The end of 2019 and start of 2020 has posed a serious question for all of us. It is whether students who come to the national capital for an education are getting access to this in a conducive environment. Education is understood as a concept that helps shape our future. It develops analytical skills that helps the mind appreciate opportunities for self-improvement.
However, recent instances draw a picture which is scary. I am referring to the violence that broke out in Ramjas College, Delhi University two years ago, the assault on students of Jamia Milia Islamia by the police or the more recent violence at Jawaharlal Nehru University. This has raised questions about the growing intolerance among people. Have we stopped entertaining ideological differences? Does one nation mean only one thought or one belief? Has the mantra of unity in diversity vanished from our dictionary?
Sense of insecurity among students & their families
Every student aspires to study in Delhi once he or she is at the senior level. This is because Delhi is a hub of multinationals and has institutions well-known in the world. Take any subject and Delhi will have the best institution. For medicine, there’s the All India Institute of Medical Sciences, then there is the Delhi University for various subjects, to name a few.
The large crowds of students in front of colleges every year motivates others to gain the competency needed to study in the capital. But what if the dissenting opinion of the students is killed? What if acceptance and adjustments are the only ways to survive? Is democracy not on the verge of destruction?

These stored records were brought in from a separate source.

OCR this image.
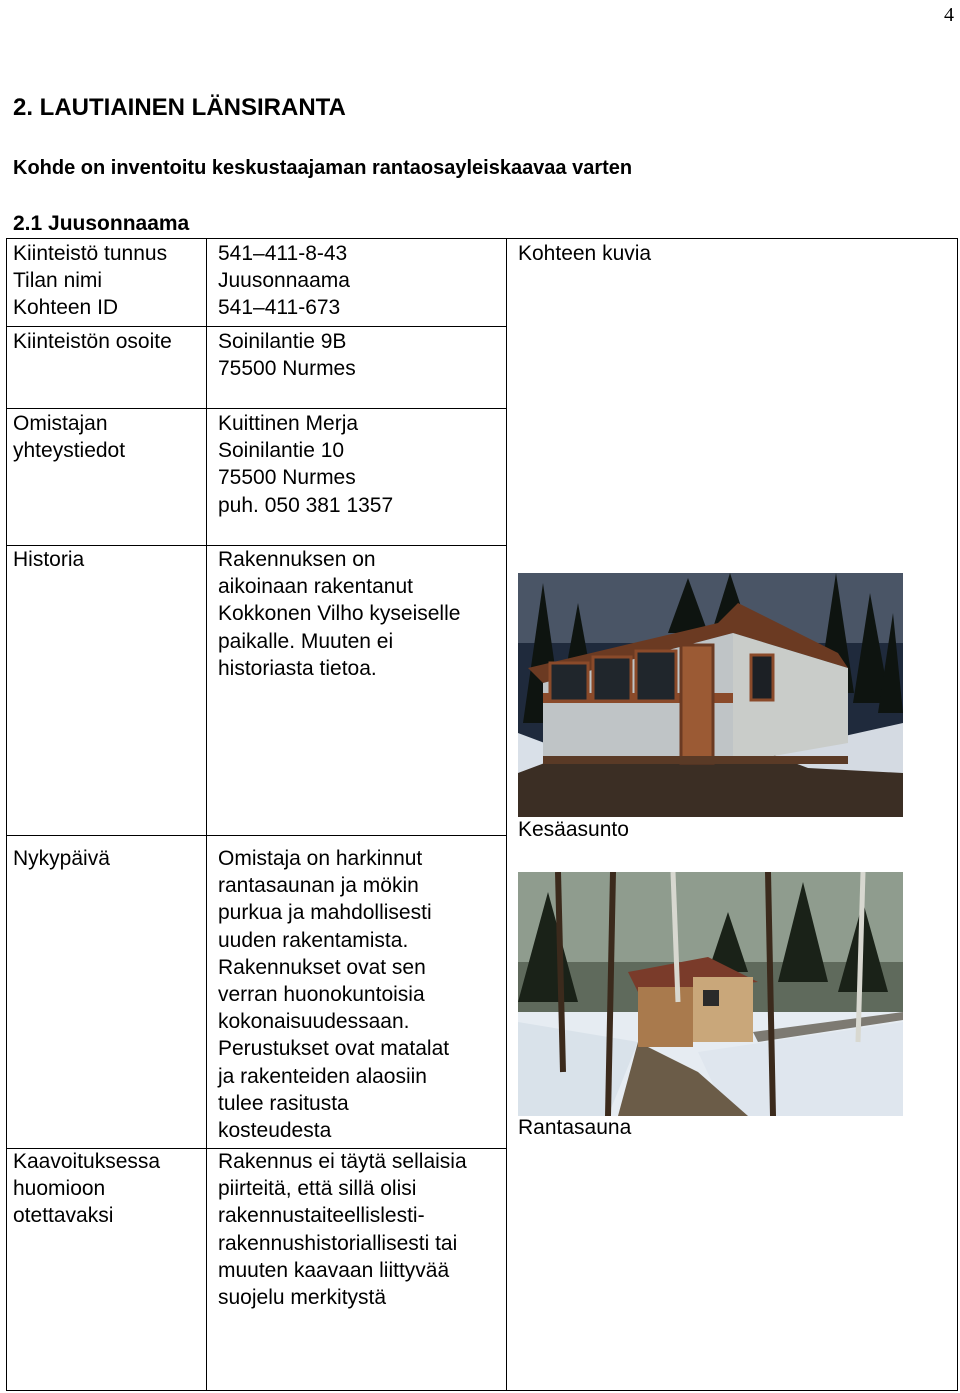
4
2. LAUTIAINEN LÄNSIRANTA
Kohde on inventoitu keskustaajaman rantaosayleiskaavaa varten
2.1 Juusonnaama
Kiinteistö tunnus
Tilan nimi
Kohteen ID
541–411-8-43
Juusonnaama
541–411-673
Kohteen kuvia
Kiinteistön osoite Soinilantie 9B
75500 Nurmes
Omistajan
yhteystiedot
Kuittinen Merja
Soinilantie 10
75500 Nurmes
puh. 050 381 1357
Historia	Rakennuksen on
aikoinaan rakentanut
Kokkonen Vilho kyseiselle
paikalle. Muuten ei
historiasta tietoa.
Nykypäivä	Omistaja on harkinnut
rantasaunan ja mökin
purkua ja mahdollisesti
uuden rakentamista.
Rakennukset ovat sen
verran huonokuntoisia
kokonaisuudessaan.
Perustukset ovat matalat
ja rakenteiden alaosiin
tulee rasitusta
kosteudesta
Kaavoituksessa
huomioon
otettavaksi
Rakennus ei täytä sellaisia
piirteitä, että sillä olisi
rakennustaiteellislesti-
rakennushistoriallisesti tai
muuten kaavaan liittyvää
suojelu merkitystä
Kesäasunto
Rantasauna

Even disabled students not spared in violence
The Supreme Court gives dissent a place in democracy. “Individuals who assert causes which may be unpopular to the echelons of power are yet entitled to the freedoms which are guaranteed by the Constitution. Dissent is a symbol of a vibrant democracy. Voices in opposition cannot be muzzled by persecuting those who take up unpopular causes,” observed Justice D.Y. Chandrachud in his dissenting opinion in 2018 on a petition filed by historian Romila Thapar against the arrest of five activists for alleged Maoist links.
Even disabled students are being beaten up by mobs. This is after they tell their attackers that they are disabled. Will the families of students not think twice before sending their children to the national capital?
No one would have imagined that the 150th birth anniversary of the ambassador of peace Mahatma Gandhi would be celebrated in the midst of such violence. The man who propagated non-violence to gain independence would not be happy to witness such a situation. Come, let us join hands to accept, respect and grow tolerance in our hearts. Let us unite to gain the title of Dilwalon ki Dilli back.